The immunosuppressive environment of cancer increases susceptibility to viral infections, but how these infections change the lung environment and influence lung metastasis is lesser known. In this preprint, Farias et al. examined the interaction between respiratory syncytial virus (RSV) infection and breast cancer metastasis in a mouse model, focusing on the type I interferon (IFN) response in lung metastatic initiation and progression. Type I IFN is secreted by alveolar macrophages and is typically induced early in response to RSV. In cancer, type I IFN plays a key role in anti-tumor immunity and tumor suppression; however, prolonged expression can lead to immune exhaustion or tolerance diminishing its tumor-suppressive effect.

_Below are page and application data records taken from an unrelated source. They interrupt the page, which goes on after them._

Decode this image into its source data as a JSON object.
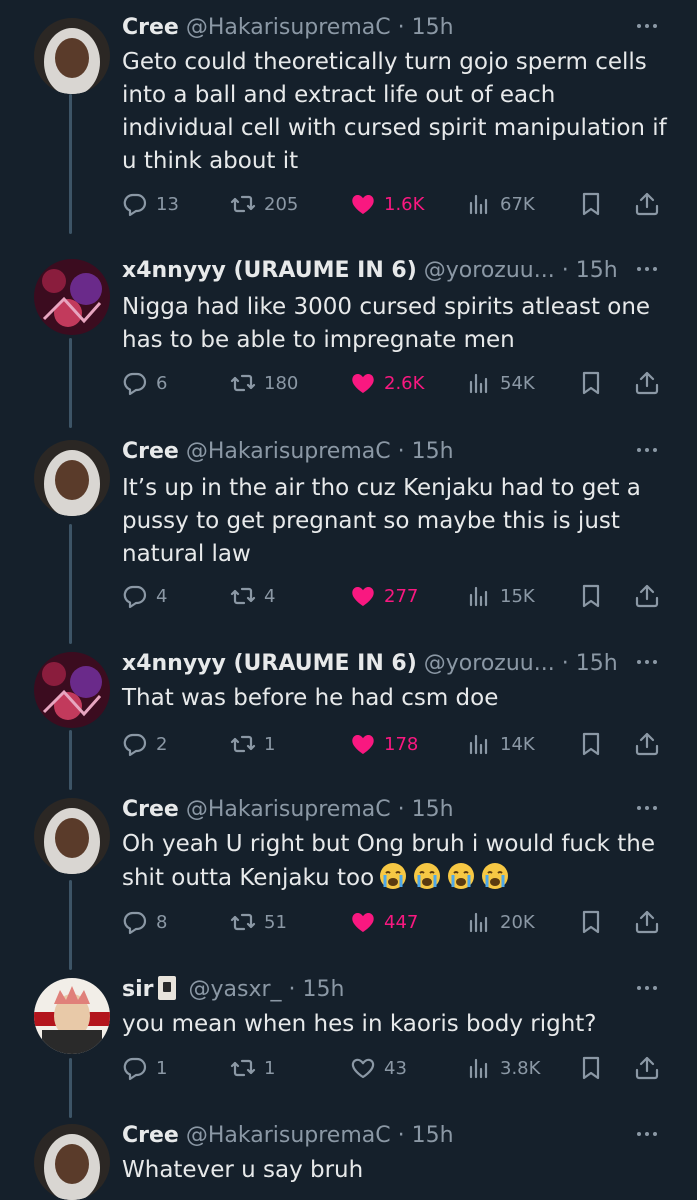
{
  "colors": {
    "background": "#15202b",
    "text_primary": "#e7e9ea",
    "text_secondary": "#8b98a5",
    "like_active": "#f91880",
    "thread_line": "#3d5466"
  },
  "tweets": [
    {
      "avatar": "cree-avatar",
      "name": "Cree",
      "handle": "@HakarisupremaC",
      "dot": "·",
      "time": "15h",
      "text": "Geto could theoretically turn gojo sperm cells into a ball and extract life out of each individual cell with cursed spirit manipulation if u think about it",
      "replies": "13",
      "retweets": "205",
      "likes": "1.6K",
      "liked": true,
      "views": "67K"
    },
    {
      "avatar": "x4nnyyy-avatar",
      "name": "x4nnyyy (URAUME IN 6)",
      "handle": "@yorozuu...",
      "dot": "·",
      "time": "15h",
      "text": "Nigga had like 3000 cursed spirits atleast one has to be able to impregnate men",
      "replies": "6",
      "retweets": "180",
      "likes": "2.6K",
      "liked": true,
      "views": "54K"
    },
    {
      "avatar": "cree-avatar",
      "name": "Cree",
      "handle": "@HakarisupremaC",
      "dot": "·",
      "time": "15h",
      "text": "It’s up in the air tho cuz Kenjaku had to get a pussy to get pregnant so maybe this is just natural law",
      "replies": "4",
      "retweets": "4",
      "likes": "277",
      "liked": true,
      "views": "15K"
    },
    {
      "avatar": "x4nnyyy-avatar",
      "name": "x4nnyyy (URAUME IN 6)",
      "handle": "@yorozuu...",
      "dot": "·",
      "time": "15h",
      "text": "That was before he had csm doe",
      "replies": "2",
      "retweets": "1",
      "likes": "178",
      "liked": true,
      "views": "14K"
    },
    {
      "avatar": "cree-avatar",
      "name": "Cree",
      "handle": "@HakarisupremaC",
      "dot": "·",
      "time": "15h",
      "text": "Oh yeah U right but Ong bruh i would fuck the shit outta Kenjaku too",
      "emojis": [
        "crying-face-emoji",
        "crying-face-emoji",
        "crying-face-emoji",
        "crying-face-emoji"
      ],
      "replies": "8",
      "retweets": "51",
      "likes": "447",
      "liked": true,
      "views": "20K"
    },
    {
      "avatar": "sir-avatar",
      "name": "sir",
      "name_icon": "joker-card-icon",
      "handle": "@yasxr_",
      "dot": "·",
      "time": "15h",
      "text": "you mean when hes in kaoris body right?",
      "replies": "1",
      "retweets": "1",
      "likes": "43",
      "liked": false,
      "views": "3.8K"
    },
    {
      "avatar": "cree-avatar",
      "name": "Cree",
      "handle": "@HakarisupremaC",
      "dot": "·",
      "time": "15h",
      "text": "Whatever u say bruh"
    }
  ]
}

Faria et al. intranasally infected mice with RSV prior to injection with mouse mammary tumor virus-polyoma middle T antigen cells (MMTV-PyMT), a primary breast carcinoma cell line representing earlier stages of breast cancer progression. The authors found that the number of lung metastatic nodules were reduced, but had similar size, compared to mice without RSV infection.  Depletion of neutrophils, monocytes, natural killer cells, and T cells did not affect metastasis, and metastatic cells did not alter the immune response to RSV.

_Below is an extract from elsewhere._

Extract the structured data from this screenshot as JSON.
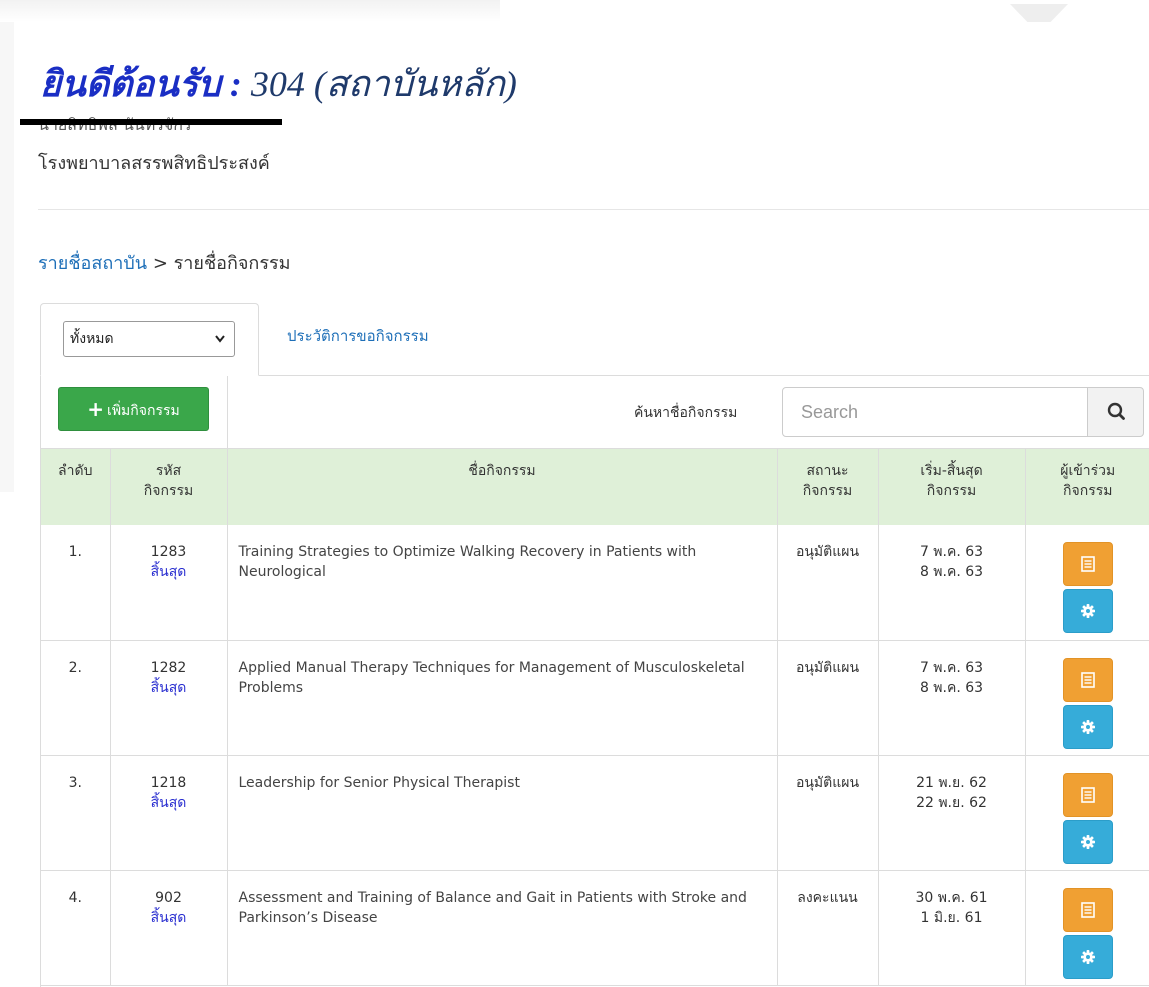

To explore the role of type I IFN, the authors analysed IFNα's effects on the lung environment. Intranasal IFNα treatment before cancer cell injection mimicked RSV’s anti-metastatic effect, but this was lost with UV-inactivated RSV, which cannot induce IFN. IFN receptor knockout mice, where only cancer cells could respond to IFNα, showed no difference in metastasis, suggesting IFNα modifies the lung environment rather than directly affecting cancer cells. Single-cell RNA sequencing and interaction strength analysis revealed that lung epithelial cells, rather than direct IFNα effects on tumor cells, may drive the observed anti-metastatic activity.

Limitations

• Depleting one cell type at a time may have masked cell interactions important for overall effect to reduce metastasis

• The experimental design lacks a primary tumor model for pre-metastatic niche generation and for Ifnar1 -/- cancer model testing

• No measurement of IFNα at end-point of experiment to correlate with findings

• No mechanistic studies (e.g. transcriptomics/proteomics) of lung microenvironment post-RSV infection or IFNα treatment

• No discussed mechanism for how epithelial cells in the tumor-microenvironment may reduce metastasis

• No long-term survival outcome data

• Needs investigation across more cancer types and other lung-specific viruses

• No human studies

Significance/Novelty

This preprint highlights the important role of early IFNα on the pre-metastatic lung environment in preventing metastatic colonization. The focus on intranasal administration is relevant to lung metastasis and differs from traditional intra-peritoneal/subcutaneous IFNα treatments. While this may have important clinical implications, the pleiotropic effect of IFN raises uncertainty about sustained administration, timing and dosage of IFN which require further investigation.

Preprint rating

• Scientific quality: 4

• Novelty: 4

• Significance:4

Credit

Reviewed by Lisha Jeena, Centre for Immuno-oncology, Oxford, as part of the cross-institutional journal club of the Immunology Institute of the Icahn School of Medicine, Mount Sinai and the Kennedy Institute of Rheumatology, University of Oxford.

The author declares no conflict of interests in relation to their involvement in the review.